Although the rationale, timing and results of thymectomy in myasthenia gravis are clearly documented, very few authors have discussed the pert-operative management in a comprehensive manner. After critically analysing the problems posed by these patients before, during and after operation, we have streamlined the management and have obtained good results. In the present communication, our short experience during the first 25 consecutive patients undergoing thymectomy for myasthenia gravis is being presented. This is a second report of thymectomy for myasthenia gravis in India.[1]

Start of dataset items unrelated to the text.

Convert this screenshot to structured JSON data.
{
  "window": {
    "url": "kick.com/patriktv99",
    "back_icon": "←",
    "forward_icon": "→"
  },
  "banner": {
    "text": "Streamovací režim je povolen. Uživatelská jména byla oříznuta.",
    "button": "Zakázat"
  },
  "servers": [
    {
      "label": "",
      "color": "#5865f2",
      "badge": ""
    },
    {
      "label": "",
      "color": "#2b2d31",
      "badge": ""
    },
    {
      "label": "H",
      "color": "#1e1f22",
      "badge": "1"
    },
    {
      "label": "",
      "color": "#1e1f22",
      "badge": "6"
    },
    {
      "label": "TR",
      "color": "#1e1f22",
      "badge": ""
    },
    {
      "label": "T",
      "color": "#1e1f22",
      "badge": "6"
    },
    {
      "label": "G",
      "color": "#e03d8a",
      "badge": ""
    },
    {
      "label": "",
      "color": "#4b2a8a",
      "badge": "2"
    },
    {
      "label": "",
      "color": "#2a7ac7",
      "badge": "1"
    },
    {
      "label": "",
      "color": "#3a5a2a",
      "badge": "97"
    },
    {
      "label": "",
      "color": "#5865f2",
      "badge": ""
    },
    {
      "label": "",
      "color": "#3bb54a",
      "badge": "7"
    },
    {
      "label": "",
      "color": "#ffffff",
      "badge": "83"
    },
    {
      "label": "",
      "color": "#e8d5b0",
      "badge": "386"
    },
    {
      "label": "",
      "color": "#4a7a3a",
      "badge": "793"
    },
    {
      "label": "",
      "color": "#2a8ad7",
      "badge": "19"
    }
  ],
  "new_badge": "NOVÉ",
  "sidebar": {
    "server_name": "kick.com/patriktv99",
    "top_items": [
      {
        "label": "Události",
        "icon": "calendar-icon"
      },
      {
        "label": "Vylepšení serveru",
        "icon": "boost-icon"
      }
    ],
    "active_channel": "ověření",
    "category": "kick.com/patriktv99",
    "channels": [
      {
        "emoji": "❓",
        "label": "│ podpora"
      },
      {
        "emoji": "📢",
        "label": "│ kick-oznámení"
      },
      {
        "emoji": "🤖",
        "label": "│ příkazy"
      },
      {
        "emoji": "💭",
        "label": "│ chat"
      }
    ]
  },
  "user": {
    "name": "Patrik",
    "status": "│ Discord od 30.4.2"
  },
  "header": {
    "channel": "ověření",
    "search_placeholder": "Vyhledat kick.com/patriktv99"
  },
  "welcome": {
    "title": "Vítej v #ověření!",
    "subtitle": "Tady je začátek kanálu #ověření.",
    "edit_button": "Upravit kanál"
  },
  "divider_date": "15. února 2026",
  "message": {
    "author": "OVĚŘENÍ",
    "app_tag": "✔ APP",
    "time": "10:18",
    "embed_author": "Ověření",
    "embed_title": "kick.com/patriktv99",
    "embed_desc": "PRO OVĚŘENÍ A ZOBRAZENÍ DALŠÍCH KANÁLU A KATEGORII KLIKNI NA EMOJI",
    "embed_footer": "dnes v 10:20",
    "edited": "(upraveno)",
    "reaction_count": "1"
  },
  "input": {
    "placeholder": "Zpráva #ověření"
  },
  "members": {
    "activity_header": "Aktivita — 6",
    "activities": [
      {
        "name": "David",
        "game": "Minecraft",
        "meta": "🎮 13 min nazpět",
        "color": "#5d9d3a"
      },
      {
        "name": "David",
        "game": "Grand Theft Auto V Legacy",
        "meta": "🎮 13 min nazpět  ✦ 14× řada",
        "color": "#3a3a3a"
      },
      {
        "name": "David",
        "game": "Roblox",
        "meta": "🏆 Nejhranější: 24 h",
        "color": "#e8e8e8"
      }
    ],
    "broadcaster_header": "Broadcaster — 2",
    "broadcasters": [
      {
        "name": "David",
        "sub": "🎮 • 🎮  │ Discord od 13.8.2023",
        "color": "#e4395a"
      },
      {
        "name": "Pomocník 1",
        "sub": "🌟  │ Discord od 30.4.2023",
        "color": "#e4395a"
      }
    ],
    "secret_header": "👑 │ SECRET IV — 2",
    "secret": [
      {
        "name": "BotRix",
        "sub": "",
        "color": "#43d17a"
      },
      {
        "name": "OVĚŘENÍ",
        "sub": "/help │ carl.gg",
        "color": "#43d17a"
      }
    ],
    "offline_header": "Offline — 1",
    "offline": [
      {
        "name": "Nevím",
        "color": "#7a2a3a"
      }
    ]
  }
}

Forty two patients of myasthenia gravis were seen at the Department of Neurosurgery, K.E.M. Hospital from 1976 to 1983. Six patients had pure ocular myasthenia, and 11 patients refused thymectomy due to various reasons. Of the remaining twenty five patients who underwent thymectomy, 7 were females and 18 males. Their ages ranged from 14 to 70 years, the average being 42 years. The duration of symptoms prior to thymectomy varied from 1 month to 10 years.

All the 25 cases were diagnosed clinically by the neurologists. The diagnosis was further substantiated by prostigmine test and electromyography. Following investigations were routinely carried out before the operation.

1. Chest X-ray: postero-anterior and lateral views.

2. Lateral chest tomograms-to detect thymic mass.

3. 12 lead scalar electrocardiography (ECG).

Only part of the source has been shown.